I do see why more integration would be useful, though, including disruption budgets. Mostly for consolidating the incremental cluster autoscaling results onto one node from time to time, without waiting for the workload to naturally disappear or decrease in scale. Also, it would be nice to say "hey if ARM spot nodes are cheaper than AMD64, just reschedule these workloads onto ARM". Basically, it's still the very early days of optimizing cost, latency, and throughput.

2 comments

The cluster autoscaler will do pod compaction. It would be nice to specify when to favor more compaction than expansion because you know the traffic is going to fall off after a certain time during the day.

The main thing the integration helps with is reducing the startup time when there is scheduling pressure. If you know your increase in number of pods will always mean an expansion in the nodegroup, you can proactively and optimistically expand the nodegroup.

What's a case where you need to scale up pods but not nodes? (I think the case where you need to scale vertically vs horizontally is easily imagined, though)
Anything that horizontally scales. Remember that scheduling pressure doesn't only add nodes, you can also preempt lower priority workloads.

So maybe you have an application server that uses 1 CPU and 1G of RAM per instance, and can handle 10,000 requests per second.

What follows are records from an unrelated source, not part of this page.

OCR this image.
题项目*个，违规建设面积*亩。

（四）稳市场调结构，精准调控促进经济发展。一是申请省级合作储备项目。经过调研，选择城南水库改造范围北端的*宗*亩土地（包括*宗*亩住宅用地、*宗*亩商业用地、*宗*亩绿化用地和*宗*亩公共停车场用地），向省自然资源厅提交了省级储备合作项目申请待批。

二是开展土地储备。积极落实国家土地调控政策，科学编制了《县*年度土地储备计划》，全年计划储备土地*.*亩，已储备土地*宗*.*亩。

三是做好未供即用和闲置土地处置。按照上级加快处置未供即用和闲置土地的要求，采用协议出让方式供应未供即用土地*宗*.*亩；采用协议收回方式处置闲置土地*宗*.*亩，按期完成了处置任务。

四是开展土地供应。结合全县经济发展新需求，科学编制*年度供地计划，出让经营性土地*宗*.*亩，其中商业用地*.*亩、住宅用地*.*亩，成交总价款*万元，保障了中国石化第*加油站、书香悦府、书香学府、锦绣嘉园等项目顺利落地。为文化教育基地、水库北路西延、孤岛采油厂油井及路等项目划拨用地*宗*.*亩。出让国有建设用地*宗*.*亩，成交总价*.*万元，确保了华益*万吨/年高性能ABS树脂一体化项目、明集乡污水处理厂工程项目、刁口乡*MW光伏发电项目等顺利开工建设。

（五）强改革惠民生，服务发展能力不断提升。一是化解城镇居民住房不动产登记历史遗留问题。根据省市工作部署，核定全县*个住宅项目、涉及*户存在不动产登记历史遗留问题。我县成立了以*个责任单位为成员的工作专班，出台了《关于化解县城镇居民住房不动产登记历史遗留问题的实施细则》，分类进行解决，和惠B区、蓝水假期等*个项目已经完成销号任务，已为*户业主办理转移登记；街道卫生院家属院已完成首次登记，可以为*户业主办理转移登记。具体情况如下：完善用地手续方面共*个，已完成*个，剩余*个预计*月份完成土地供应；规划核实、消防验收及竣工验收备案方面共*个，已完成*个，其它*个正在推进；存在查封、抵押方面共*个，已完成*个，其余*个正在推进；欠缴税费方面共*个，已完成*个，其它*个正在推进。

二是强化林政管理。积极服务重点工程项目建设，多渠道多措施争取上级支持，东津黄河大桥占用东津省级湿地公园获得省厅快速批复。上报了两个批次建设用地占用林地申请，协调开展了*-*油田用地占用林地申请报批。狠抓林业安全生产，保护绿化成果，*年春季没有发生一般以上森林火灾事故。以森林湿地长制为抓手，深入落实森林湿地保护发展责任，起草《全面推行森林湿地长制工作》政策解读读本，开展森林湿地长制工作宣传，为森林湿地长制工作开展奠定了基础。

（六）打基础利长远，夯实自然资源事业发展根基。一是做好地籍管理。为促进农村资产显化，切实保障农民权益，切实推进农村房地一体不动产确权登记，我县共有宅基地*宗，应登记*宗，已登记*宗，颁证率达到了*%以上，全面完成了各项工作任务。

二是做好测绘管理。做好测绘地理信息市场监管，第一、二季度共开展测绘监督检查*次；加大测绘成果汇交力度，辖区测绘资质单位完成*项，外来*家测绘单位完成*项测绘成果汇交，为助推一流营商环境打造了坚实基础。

If you are getting 30,000 requests per second, then you'll want at least 2 more replicas to handle the load with an acceptable response time. You also run fuzz tests in the background at a very low priority. So scheduling 2 more application server replicas will causes those jobs to be preempted, and give your application 3 CPUs and 3G of RAM.

Basically, with this sort of autoscaling, you are always using 100% of your computers for something, but when there is some business to do or money to be made, you can give the revenue critical stuff priority.

As always, there are technicalities as to why you wouldn't want to do this. Maybe you think your fuzz testing is going to find a container escape and destroy the VM that it's running on, so you don't want production traffic anywhere near it. Or maybe the 10,000 requests per second that your application server can handle with 1 CPU actually uses all of the network capacity on the node, so you have to scale across other machines in order to handle any more requests. It all depends, but the flexibility is there to get yourself high utilization of your physical hardware.

If you have some spare capacity on another node.

This can happen organically due to scaling different systems at different times.

During the day you do a lot of user load, during the night you do a lot of batch processing, as one workload scales down another can scale up: without needing more virtual machine instances.